Fluorescent nanomaterials have enormous potential as nanoscale light sources and sensors operating as beacons within biological environments. We are building a tailored library of nanoparticles with the aim to interrogate target molecules down to the single molecule level. This nanoparticle library consists of a broad range of fluorescent materials including nanodiamond, upconversion particles, nanoruby, metal oxides and additional wide optical band materials. Within this library, we are exploring a range of properties including absorption and emission wavelengths, size, brightness (both single and ensemble emitters) and functionality. Our long-term aim is to create photon-switchable biocompatible nanoparticles which are sub-10 nm in size with ultra-high brightness (> 10 MHz). In addition to controlling the growth of hybrid-multifunctional nanoparticles, this theme also focuses on building our expertise in the optical characterization of luminescent nanoparticles. 

Advanced optical fibres

We will improve the transmission of ultraviolet (UV) light in optical fibres by fabricating fibres suitable for light delivery and sensing from glasses that offer greater UV performance. The impact of fluorine doping, hydroxyl group content, fibre fabrication conditions, and laser power will be investigated to maximise UV transmission to/from cells. Furthermore, structuring concepts such as Kagome lattices will be explored to shift the UV edge of silica fibres and allow the transmission of light to extend further into the UV. By extending the reach of these fibres into the UV, using cross-sectional structuring and high quality UV glasses, low power UV light will be delivered to the cellular environment to probe cellular autofluorescence, particularly in the wavelength range of 270–350nm. 
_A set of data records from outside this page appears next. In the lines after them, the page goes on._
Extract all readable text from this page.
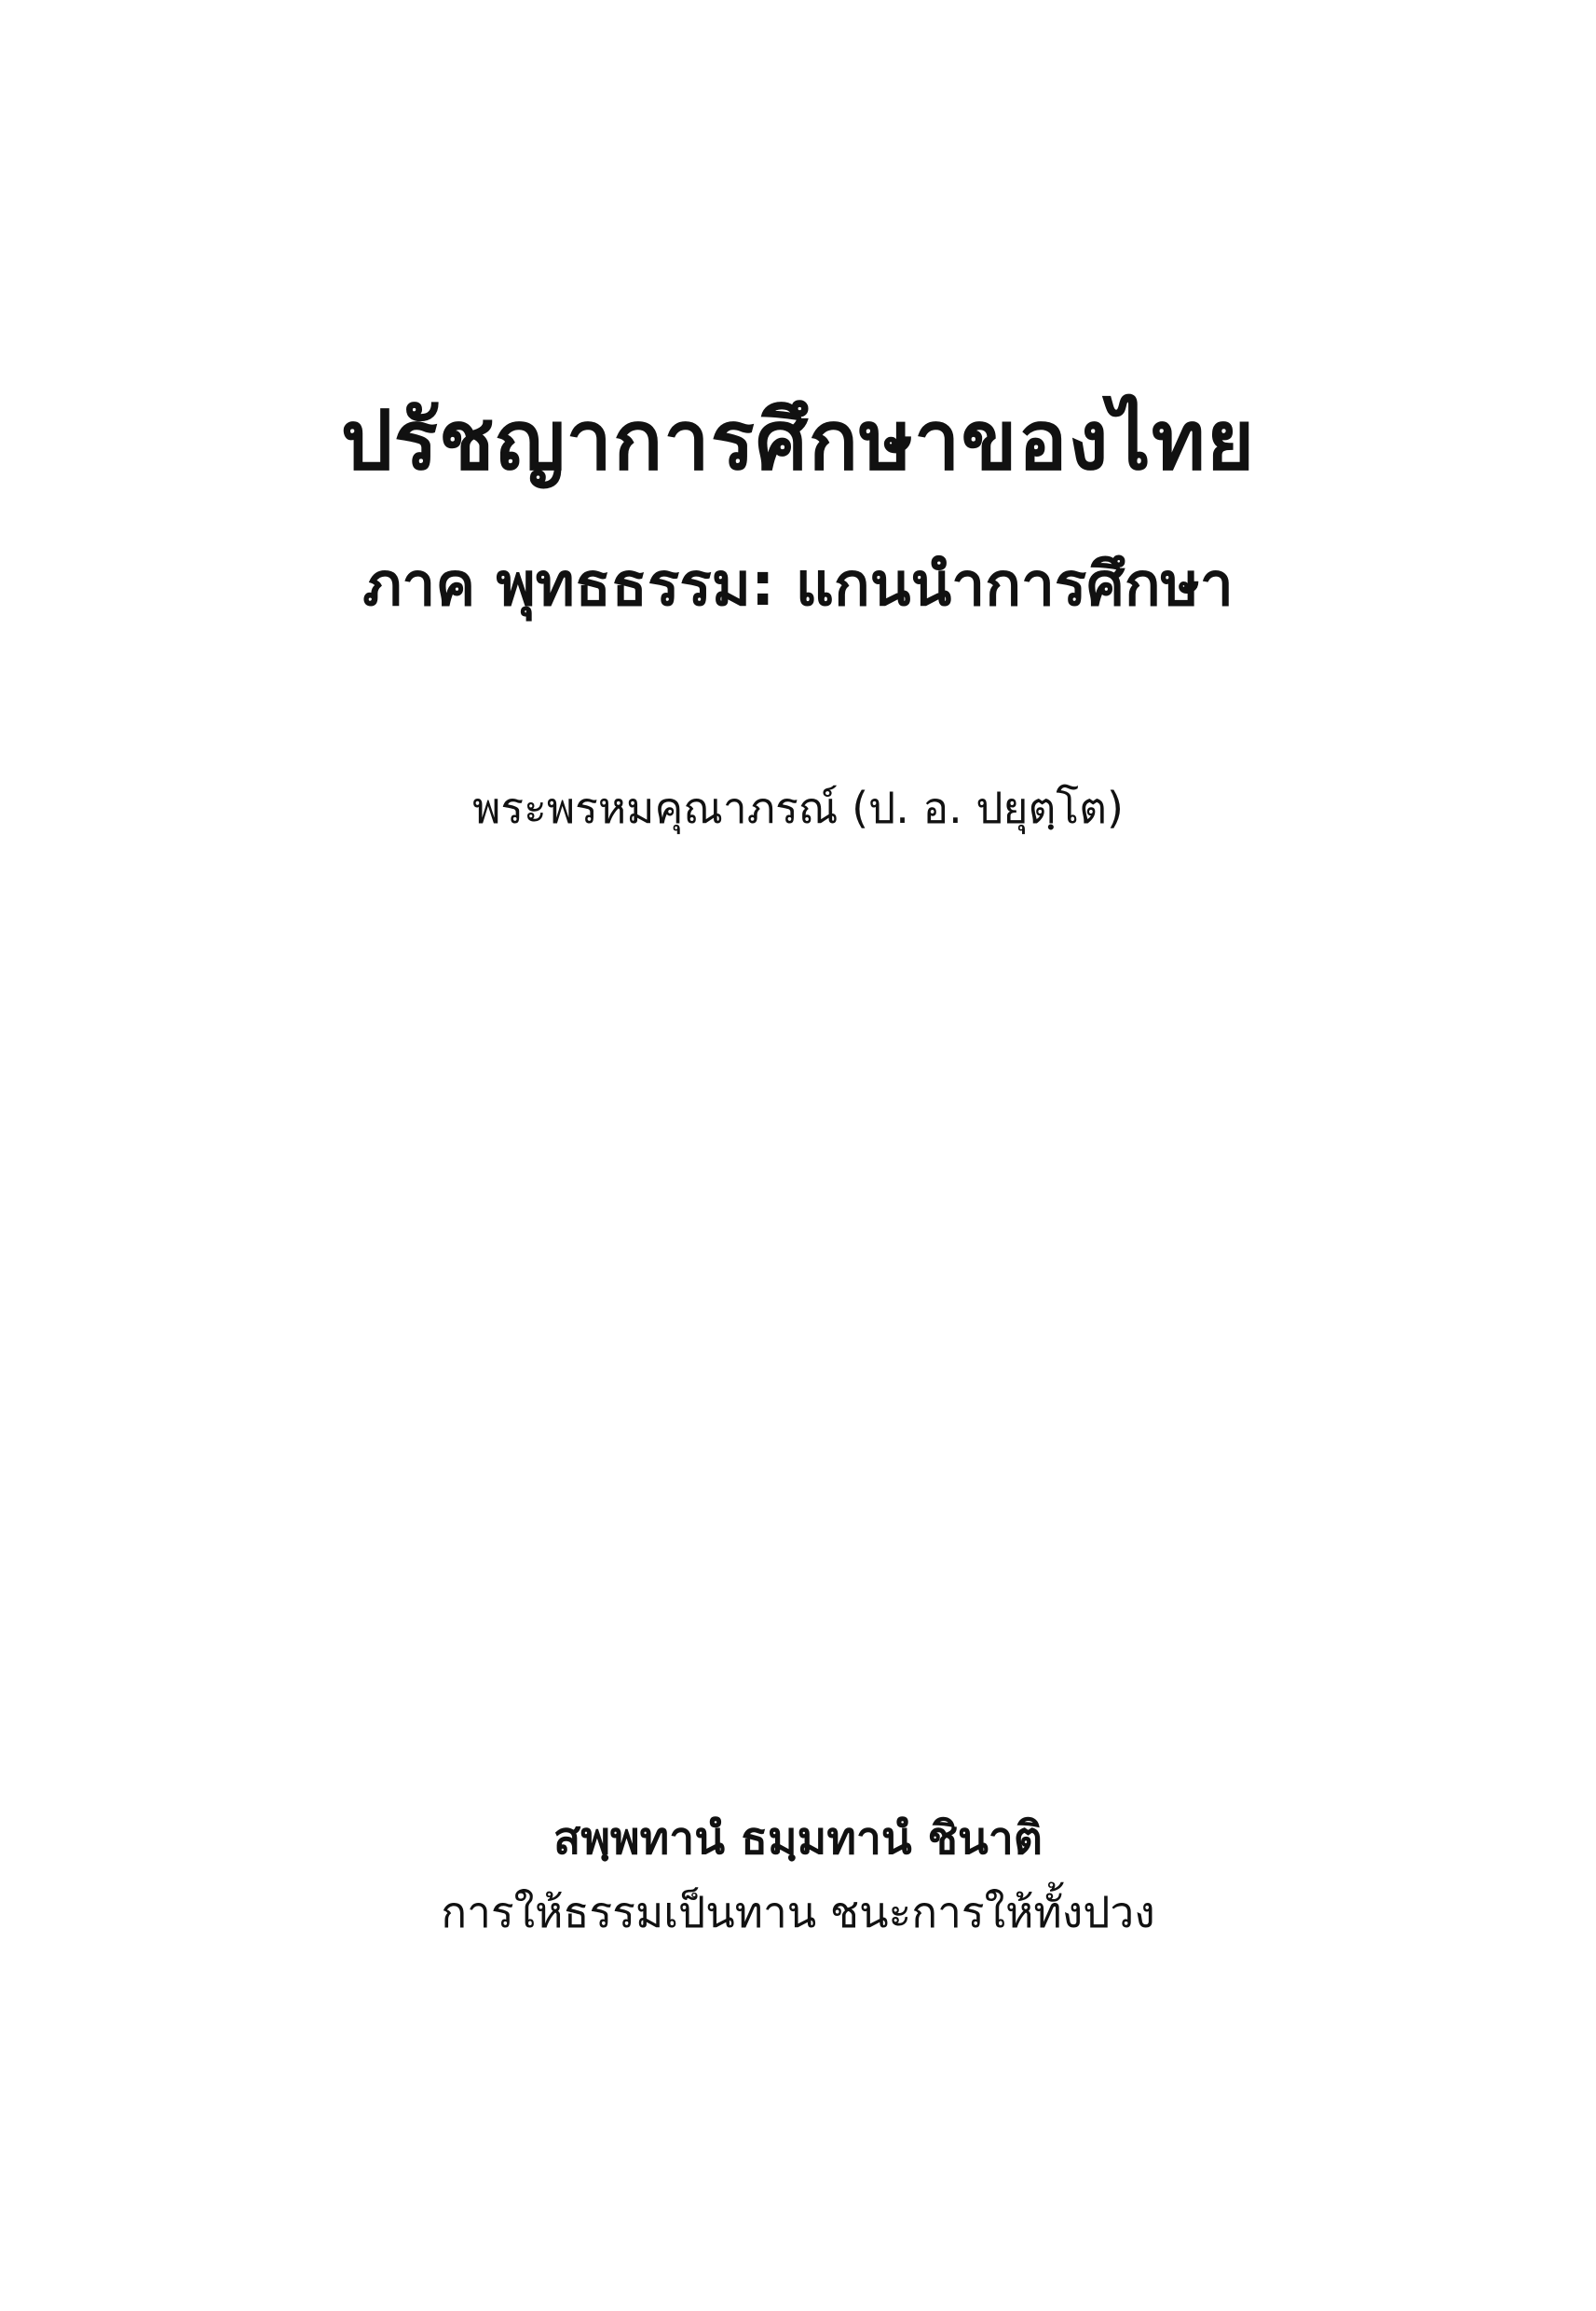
ปรัชญาการศึกษาของไทย
ภาค พุทธธรรม: แกนนำการศึกษา
พระพรหมคุณาภรณ์ (ป. อ. ปยุตฺโต)
สพฺพทานํ ธมฺมทานํ ชินาติ
การให้ธรรมเป็นทาน ชนะการให้ทั้งปวง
Nanoparticle enriched hybrid materials.

Nanoparticle-enriched active hybrid materials will serve as a bridge between nanoparticles and bulk materials while conserving and enhancing nanoprobe functionality. We are currently exploring the physical and chemical interactions between the nanoparticles and the materials they are embedded in or attached to with the ultimate aim of controlling the nanoparticles’ properties and sensing performance. This area of research is being performed in the context of creating multi-functional nanomaterials with improved fluorescence and Raman sensing properties.  We are also focusing on integrating nanoscale ‘lamp’ sensing elements with optical fibres for the development of novel macroscopic sensing architectures.

 

We will: 

  • create photons designed to probe molecular-level systems
  • progress novel nanoprobes with tailored emission characteristics
  • develop advanced optical fibres for delivering light to / from nano environments
  • produce nanoparticles enriched materials and structures

The Centre for Nanoscale BioPhotonics links Australia's key nanophotonics groups and builds on Global Collaborations with a focus on doing the science required to advance biology.